= Francis Hawkins (Jesuit) =

Francis Hawkins (1628–1681) was an English Jesuit, known as a child prodigy and translator.

==Life==
Hawkins is notable for two translations he made while quite young. He later had a long career among the English speaking Jesuits in exile. His father was the grammarian and physician John Hawkins; Sir Thomas Hawkins and the Jesuit leader Henry Hawkins were his uncles.

As a young man and adult, Hawkins lived at Anglophone centers of Jesuit learning and service in Europe: he went between the Jesuit College at Watten, the English college at Liège, and the college of Saint Omer. He took his vows in 1662, and then served in multiple college positions.

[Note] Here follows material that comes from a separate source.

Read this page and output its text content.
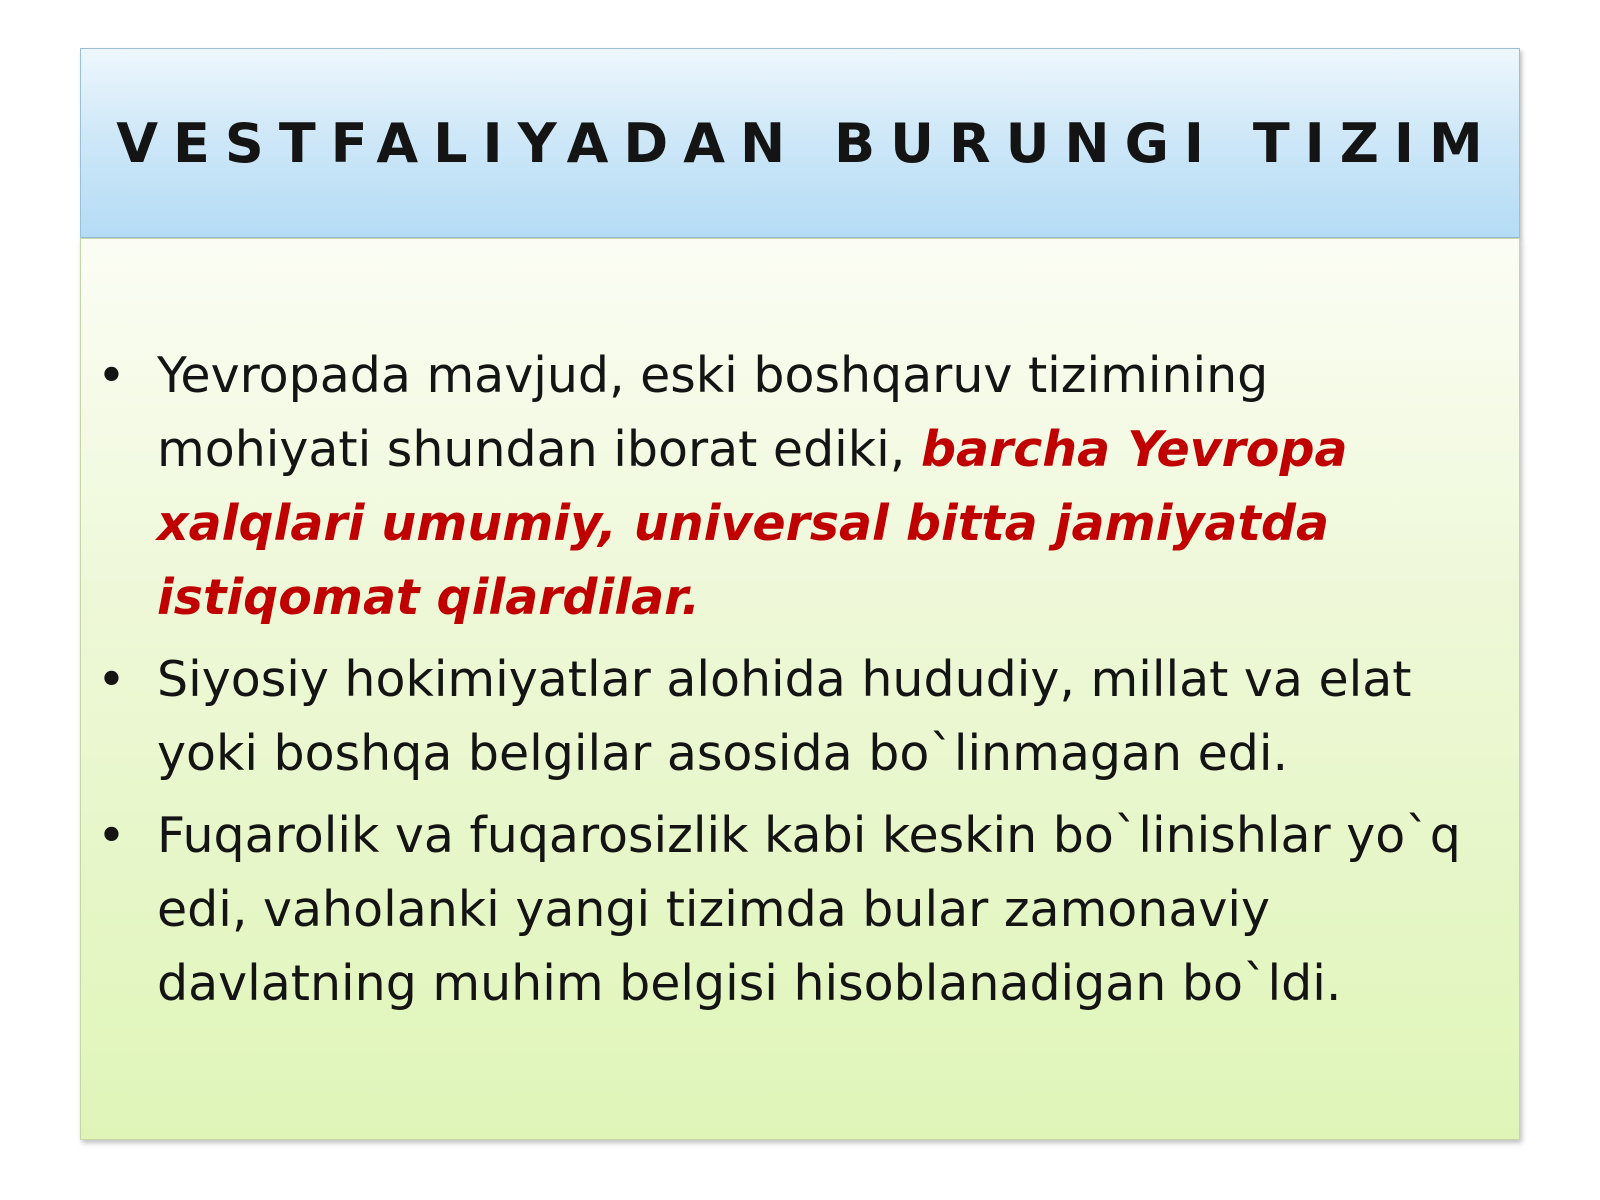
VESTFALIYADAN BURUNGI TIZIM
• Yevropada mavjud, eski boshqaruv tizimining mohiyati shundan iborat ediki, barcha Yevropa xalqlari umumiy, universal bitta jamiyatda istiqomat qilardilar.
• Siyosiy hokimiyatlar alohida hududiy, millat va elat yoki boshqa belgilar asosida bo`linmagan edi.
• Fuqarolik va fuqarosizlik kabi keskin bo`linishlar yo`q edi, vaholanki yangi tizimda bular zamonaviy davlatning muhim belgisi hisoblanadigan bo`ldi.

Hawkins finally settled at Liège in 1675. He died of unknown causes in 1681.

==Works==
At the age of ten, Hawkins published An Alarum for Ladyes, translated from Jean Puget de la Serre, and dedicated to Edward Sackville, 4th Earl of Dorset. At 13, he published Youths Behaviour, or, Decency in Conversation amongst Men (1641). It was a translation from a French conduct book.

It is possible that the latter work was translated earlier, and only published in 1641: there are internal references to its being the first translation by Hawkins. Youths Behaviour was popular and ran to ten editions by 1672. Robert Codrington wrote Youths Behaviour, or, Decency in Conversation amongst Women in 1664.